British people have been warned that Eurostar may decide to restrict the number of daily passengers travelling from London's St Pancras in the coming months.

This is because of the post-Brexit plans to introduce biometric border controls later this year, St Pancras station's owner has said.

The European Union (EU) is set to launch a new Entry/Exit System (EES), an automated IT system that will register citizens from non-EU countries, including the UK, each time they cross a border into or out of the EU.

HS1, the owner and operator of the train line and stations between London and the Channel tunnel, has expressed concerns that planning for new EES checks at St Pancras rail station in London is "severely inadequate", and would lead to long "unacceptable passenger delays" and possible capping of train services and passenger numbers.

One of the most popular routes of Eurostar is between London and Paris as it runs about 14 trains to the French capital from St Pancras a day, with each train carrying up to 900 people. Processing passengers on that route is going to get tough for Eurostar because the French government has allocated just 24 ESS kiosks, despite having been informed that nearly 50 booths would be needed at peak hours.

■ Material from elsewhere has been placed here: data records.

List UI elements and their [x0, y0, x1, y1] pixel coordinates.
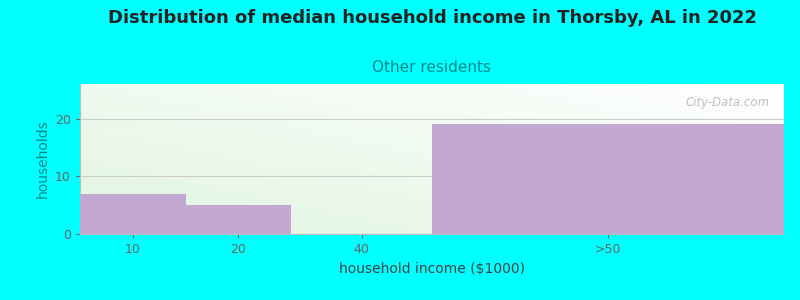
Bar — [432, 124, 784, 234]
Y-axis label: households: households — [35, 120, 50, 198]
Text: Distribution of median household income in Thorsby, AL in 2022: Distribution of median household income … — [107, 9, 757, 27]
X-axis label: household income ($1000): household income ($1000) — [339, 262, 525, 276]
Text: City-Data.com: City-Data.com — [686, 96, 770, 109]
Text: Other residents: Other residents — [373, 60, 491, 75]
Bar — [80, 194, 186, 234]
Bar — [186, 205, 291, 234]
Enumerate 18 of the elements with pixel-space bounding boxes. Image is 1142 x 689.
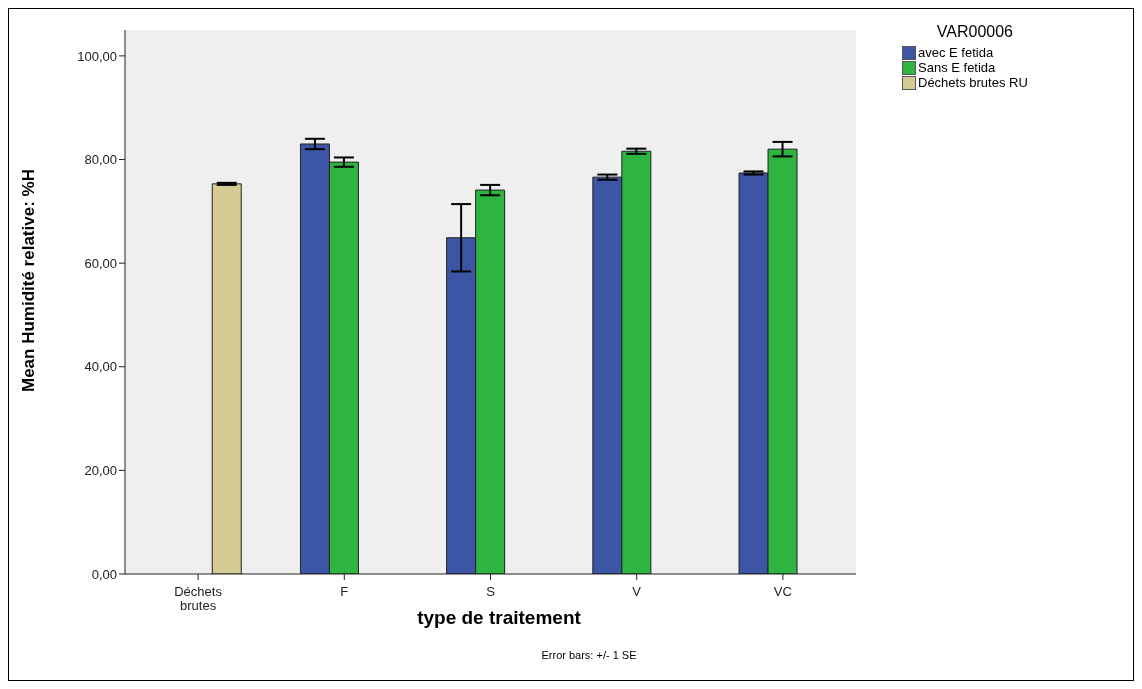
- y-tick-label: 40,00: [84, 359, 117, 375]
- y-tick-label: 0,00: [91, 566, 117, 582]
- legend-label: Déchets brutes RU: [918, 75, 1028, 90]
- legend-label: avec E fetida: [918, 45, 994, 60]
- x-tick-label: S: [486, 584, 496, 599]
- x-tick-label: V: [632, 584, 642, 599]
- y-tick-label: 100,00: [77, 48, 117, 64]
- y-tick-label: 80,00: [84, 152, 117, 168]
- x-tick-label: Déchets brutes: [174, 584, 223, 613]
- y-tick-label: 60,00: [84, 255, 117, 271]
- text: Error bars: +/- 1 SE: [540, 649, 638, 661]
- legend-label: Sans E fetida: [918, 60, 996, 75]
- x-axis-title: type de traitement: [416, 607, 582, 629]
- x-tick-label: VC: [773, 584, 792, 599]
- legend-title: VAR00006: [935, 23, 1014, 41]
- y-axis-title: Mean Humidité relative: %H: [19, 169, 39, 392]
- y-tick-label: 20,00: [84, 463, 117, 478]
- x-tick-label: F: [340, 584, 349, 599]
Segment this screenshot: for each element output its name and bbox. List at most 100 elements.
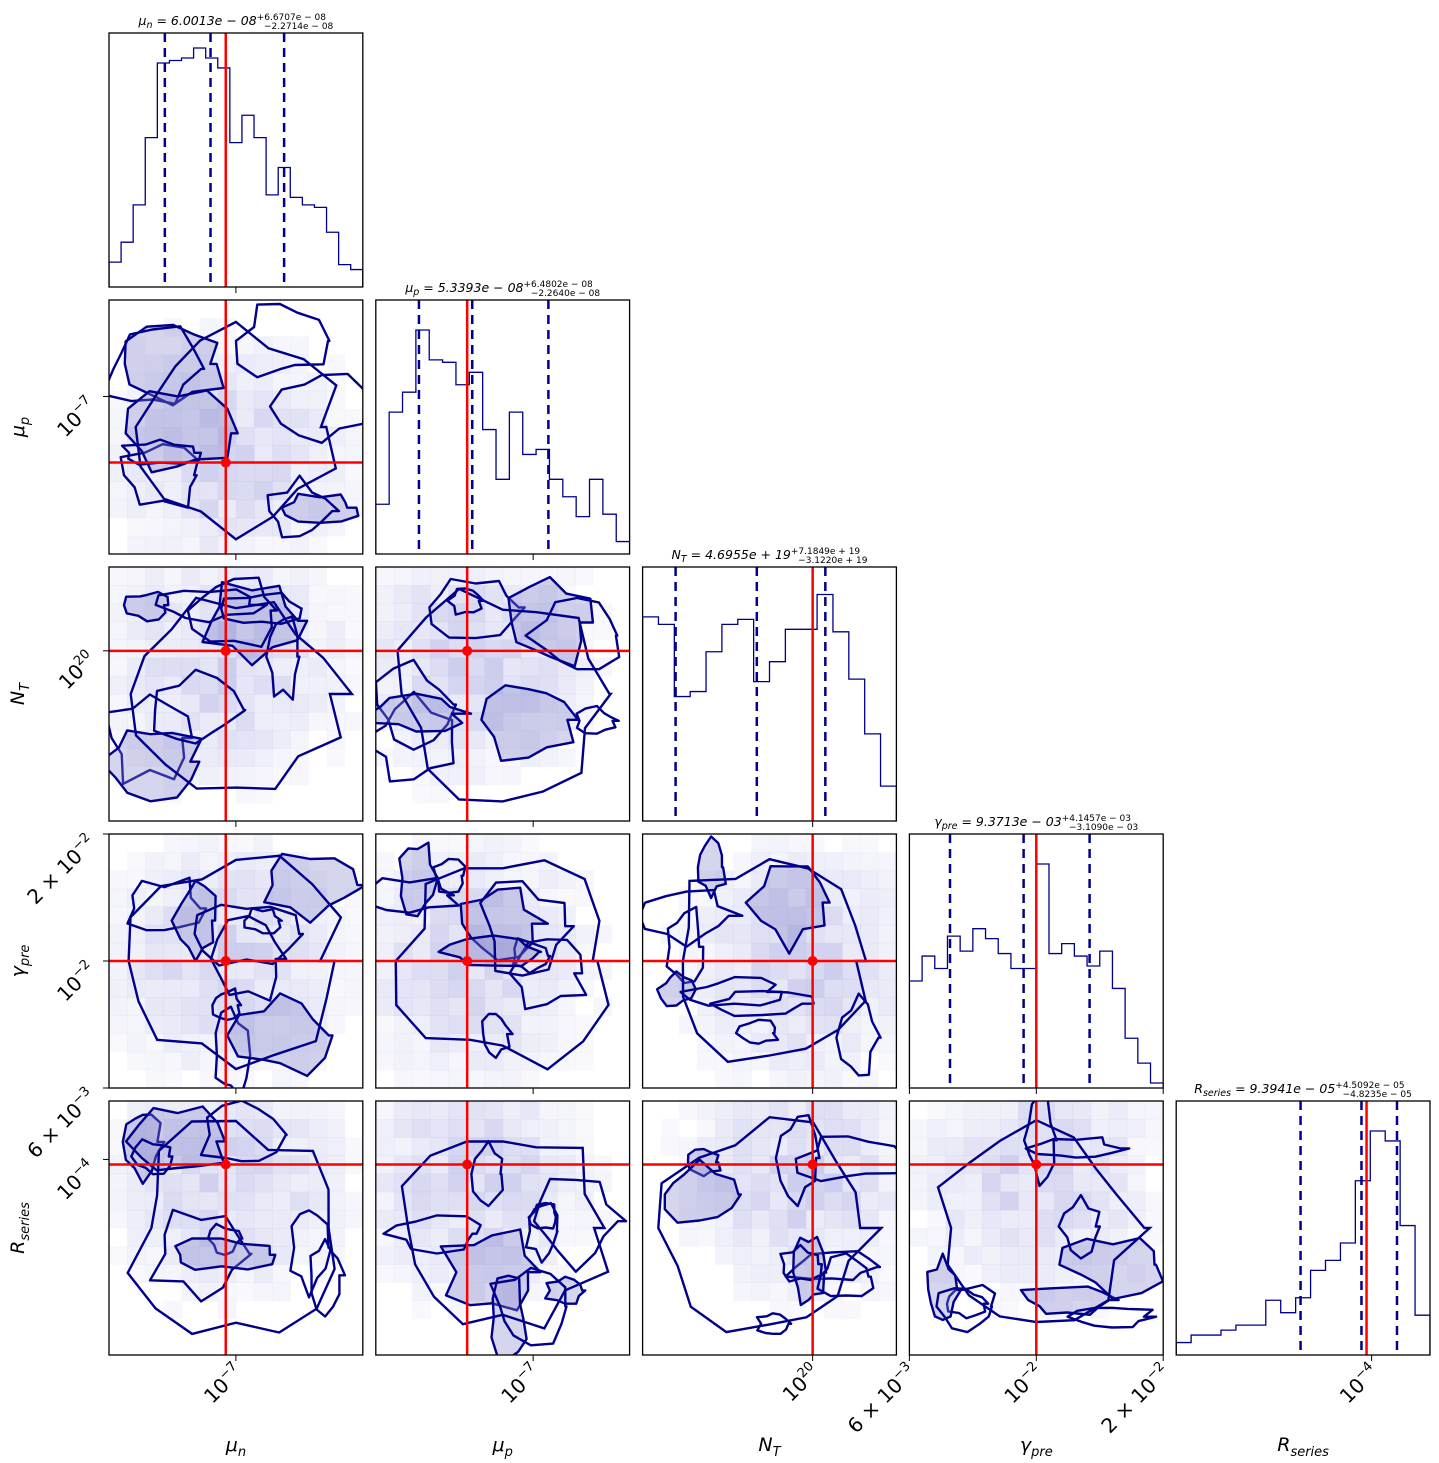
truth-point bbox=[1031, 1159, 1042, 1170]
contour-4 bbox=[109, 325, 206, 405]
contour-1 bbox=[148, 1208, 253, 1303]
contour-3 bbox=[109, 729, 203, 803]
contour-1 bbox=[375, 690, 455, 783]
panel-frame bbox=[375, 299, 631, 555]
contour-outer bbox=[936, 1118, 1153, 1324]
contour-2 bbox=[512, 937, 552, 975]
histogram-mu_p bbox=[375, 329, 630, 554]
y-tick-label-gamma_pre-0: 6 × 10−3 bbox=[21, 1084, 100, 1163]
contour-0 bbox=[263, 852, 363, 924]
contour-6 bbox=[226, 992, 334, 1078]
panel-frame bbox=[641, 566, 898, 822]
contour-3 bbox=[490, 1274, 528, 1355]
contour-5 bbox=[206, 1222, 244, 1257]
contour-8 bbox=[1024, 1136, 1131, 1159]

The owner of the route between London and the Channel Tunnel has also pointed out that limited space at the Pancras building would make implementing ESS checks hard. The lack of space would also mean that the queuing up process would be "convoluted and staggered" at St Pancras Station, the UK's main Euro terminal.

"We are told that the proposed kiosks are 'optional' as the process can be delivered at the border, but without about 49 additional kiosks located before the current international zone [at St Pancras] there would be unacceptable passenger delays of many hours and potential capping of services," HS1 wrote in evidence to MPs part of the European Scrutiny Select Committee.

It was earlier reported that there could be 14-hour-long queues for the next three years due to the upcoming new EU rules.

The new ESS checks will replace the stamping of passports and instead, travellers will be asked to register online with their personal information and trip details, along with submitting fingerprint and facial biometric data. Travellers will have to scan their passports or other travel documents at an automated self-service booth before crossing the EU border.

The new ESS checks are expected to come into place in October this year but the execution has been postponed several times in recent years because the infrastructure was not complete.